Information to calculate cost of goods sold
- Beginning inventory. This is the amount you have in inventory at the beginning of the year. In most cases, you will have to take inventory at the end of the year, if you use a
- Cost of labor is all the wages and salaries you pay employees who work in your warehouse and shipping area,
- Materials used in your products, and supplies for preparing products and shipping them.
- Purchases, if you buy products at wholesale and sell them at retail.
- Ending inventory (at the end of the year). You may need to take a physical inventory count to get the begininning and ending inventory numbers.
Information on your business expenses
Your Profit and Loss statement will also include all of your expenses for the year. This is an important list, so take your time and include everything. The more actual and allowable business expenses you include, the lower your business income tax bill will be. Include records for common monthly expenses, like:
- Phone, utilities, computer expenses, and other office expenses.
- Business insurance, including insurance on your business property.
- Supplies, including office supplies.
- Professional fees you paid. You should have sent these people a 1099-MISC form if you paid them more than $600 during the year.
- Interest on loans, leases, mortgages, and other business debts
- Meal expenses (entertainment expenses are no longer deductible). You may only be able to deduct 50% of these expenses.
- Petty cash - those small monthly spending amounts can add up. These expenses include tolls and parking, in-office meals, and miscellaneous travel and office expenses.
Miscellaneous expenses. Some expenses are difficult to categorize on a tax return.

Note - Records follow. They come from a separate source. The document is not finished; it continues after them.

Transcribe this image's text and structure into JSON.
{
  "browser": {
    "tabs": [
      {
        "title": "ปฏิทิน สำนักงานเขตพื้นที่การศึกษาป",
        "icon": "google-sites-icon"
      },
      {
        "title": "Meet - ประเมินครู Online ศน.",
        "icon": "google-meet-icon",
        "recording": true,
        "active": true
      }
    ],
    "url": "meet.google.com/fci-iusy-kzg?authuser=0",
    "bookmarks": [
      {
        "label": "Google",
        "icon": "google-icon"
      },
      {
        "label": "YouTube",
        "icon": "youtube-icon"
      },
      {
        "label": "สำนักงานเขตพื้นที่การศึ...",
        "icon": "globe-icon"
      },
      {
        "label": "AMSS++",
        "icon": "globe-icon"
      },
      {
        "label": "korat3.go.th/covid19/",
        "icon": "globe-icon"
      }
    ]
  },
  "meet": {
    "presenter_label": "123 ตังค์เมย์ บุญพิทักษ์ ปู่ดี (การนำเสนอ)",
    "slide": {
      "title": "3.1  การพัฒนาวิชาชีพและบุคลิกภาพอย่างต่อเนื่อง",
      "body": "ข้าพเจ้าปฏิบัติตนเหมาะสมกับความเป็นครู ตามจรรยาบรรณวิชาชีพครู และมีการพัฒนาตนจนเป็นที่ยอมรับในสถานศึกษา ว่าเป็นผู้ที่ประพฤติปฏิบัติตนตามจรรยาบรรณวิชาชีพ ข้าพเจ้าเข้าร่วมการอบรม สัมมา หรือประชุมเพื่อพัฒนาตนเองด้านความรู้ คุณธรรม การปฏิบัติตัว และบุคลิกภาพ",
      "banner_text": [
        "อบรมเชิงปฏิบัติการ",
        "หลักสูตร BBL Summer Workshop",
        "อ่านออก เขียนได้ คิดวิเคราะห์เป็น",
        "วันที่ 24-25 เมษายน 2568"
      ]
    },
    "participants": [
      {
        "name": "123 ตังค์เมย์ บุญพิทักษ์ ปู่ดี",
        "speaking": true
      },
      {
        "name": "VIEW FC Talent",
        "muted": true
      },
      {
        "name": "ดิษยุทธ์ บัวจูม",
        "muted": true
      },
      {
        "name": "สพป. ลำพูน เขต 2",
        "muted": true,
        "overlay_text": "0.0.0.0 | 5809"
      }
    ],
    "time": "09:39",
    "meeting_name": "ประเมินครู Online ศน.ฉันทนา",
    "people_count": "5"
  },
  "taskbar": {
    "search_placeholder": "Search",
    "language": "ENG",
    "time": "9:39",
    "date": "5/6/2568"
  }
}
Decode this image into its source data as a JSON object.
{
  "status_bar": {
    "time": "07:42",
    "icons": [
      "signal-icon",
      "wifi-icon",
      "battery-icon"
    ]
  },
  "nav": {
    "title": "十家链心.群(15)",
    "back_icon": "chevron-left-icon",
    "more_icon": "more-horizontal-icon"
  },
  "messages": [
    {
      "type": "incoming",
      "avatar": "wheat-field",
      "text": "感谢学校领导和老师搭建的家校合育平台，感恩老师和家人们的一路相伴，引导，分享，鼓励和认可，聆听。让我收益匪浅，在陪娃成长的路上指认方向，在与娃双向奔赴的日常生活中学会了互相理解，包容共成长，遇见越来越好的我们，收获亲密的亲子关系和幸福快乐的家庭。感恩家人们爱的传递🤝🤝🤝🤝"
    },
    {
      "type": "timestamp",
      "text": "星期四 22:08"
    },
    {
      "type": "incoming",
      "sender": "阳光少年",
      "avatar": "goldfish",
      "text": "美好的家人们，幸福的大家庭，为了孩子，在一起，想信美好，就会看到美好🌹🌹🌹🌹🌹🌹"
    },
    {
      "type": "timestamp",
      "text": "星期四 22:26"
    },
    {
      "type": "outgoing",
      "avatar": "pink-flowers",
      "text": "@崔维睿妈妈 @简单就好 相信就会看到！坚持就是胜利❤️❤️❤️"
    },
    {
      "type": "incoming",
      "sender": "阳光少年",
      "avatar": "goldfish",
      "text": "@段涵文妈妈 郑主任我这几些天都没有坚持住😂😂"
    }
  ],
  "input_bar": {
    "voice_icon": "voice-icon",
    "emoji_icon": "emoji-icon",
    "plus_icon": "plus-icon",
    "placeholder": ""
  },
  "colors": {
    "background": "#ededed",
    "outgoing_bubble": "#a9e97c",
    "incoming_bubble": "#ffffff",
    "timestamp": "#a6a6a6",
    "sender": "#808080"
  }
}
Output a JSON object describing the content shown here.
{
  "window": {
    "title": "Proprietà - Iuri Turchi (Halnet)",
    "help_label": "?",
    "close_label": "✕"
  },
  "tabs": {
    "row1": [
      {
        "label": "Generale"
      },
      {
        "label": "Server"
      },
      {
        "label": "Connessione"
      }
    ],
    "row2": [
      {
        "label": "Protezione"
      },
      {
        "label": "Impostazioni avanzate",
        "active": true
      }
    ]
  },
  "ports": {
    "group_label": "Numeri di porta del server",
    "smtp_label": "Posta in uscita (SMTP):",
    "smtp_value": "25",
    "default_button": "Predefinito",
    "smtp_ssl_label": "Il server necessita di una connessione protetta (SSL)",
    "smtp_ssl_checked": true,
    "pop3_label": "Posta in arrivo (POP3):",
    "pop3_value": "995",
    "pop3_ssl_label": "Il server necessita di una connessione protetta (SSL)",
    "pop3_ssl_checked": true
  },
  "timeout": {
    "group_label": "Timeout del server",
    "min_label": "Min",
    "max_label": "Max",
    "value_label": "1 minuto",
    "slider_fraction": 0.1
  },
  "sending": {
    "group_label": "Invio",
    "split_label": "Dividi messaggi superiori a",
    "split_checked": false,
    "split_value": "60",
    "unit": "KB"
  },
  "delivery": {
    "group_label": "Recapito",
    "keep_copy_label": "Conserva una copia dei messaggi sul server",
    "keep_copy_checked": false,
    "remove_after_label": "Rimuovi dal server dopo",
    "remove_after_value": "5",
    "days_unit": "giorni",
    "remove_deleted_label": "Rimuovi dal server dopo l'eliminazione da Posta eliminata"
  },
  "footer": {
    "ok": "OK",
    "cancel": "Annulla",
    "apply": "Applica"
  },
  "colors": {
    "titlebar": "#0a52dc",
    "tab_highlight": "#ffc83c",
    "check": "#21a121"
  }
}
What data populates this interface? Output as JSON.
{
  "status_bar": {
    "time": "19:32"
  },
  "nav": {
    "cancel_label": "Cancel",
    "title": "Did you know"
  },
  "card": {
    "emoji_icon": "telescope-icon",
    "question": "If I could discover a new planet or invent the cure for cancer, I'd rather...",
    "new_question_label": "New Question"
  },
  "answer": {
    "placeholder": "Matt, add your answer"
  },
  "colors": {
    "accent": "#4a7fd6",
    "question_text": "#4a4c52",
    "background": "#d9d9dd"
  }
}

There is a place for miscellaneous expenses on your business tax return, so don't hesitate to include all of these hard-to-categorize items.
Make sure you have records for all business expenses.
You don't need to submit the records of your expenses with your tax return, but you will need to show them to your tax preparer and be prepared to show them to the IRS in case your business tax return is audited.
Information on business travel and driving expenses
If you drive for business purposes, you will need records to show the business purpose for trips, and you may need actual driving expenses if this is the method used to calculate driving expenses. (The other calculation method is to use a standard mileage deduction.) You and your tax preparer may want to compare the standard deduction and actual expenses to see which gives you more tax deduction.
If you traveled for business on out-of-town trips you will need information about the business purpose of these trips, and details on expenses, including air, hotels, and meals.
Information on business use of your home, if you work from home
You will need information for Form 8829 to substantiate business use of your home, including:
- Calculation of the percentage of your home square footage that is set aside for "regular and exclusive" use by your business
- Amount of your home mortgage interest, real estate taxes, and homeowner's insurance
- Home expense like utilities, rent, and repairs and maintenance
- And information about the value of your home for depreciation purposes.
Information on your business assets
You will need to provide information on your business asset records, including business vehicles, for depreciation purposes.
Take all of this information to your CPA, Enrolled Agent, or another type of tax preparer, or use business tax software to prepare your return.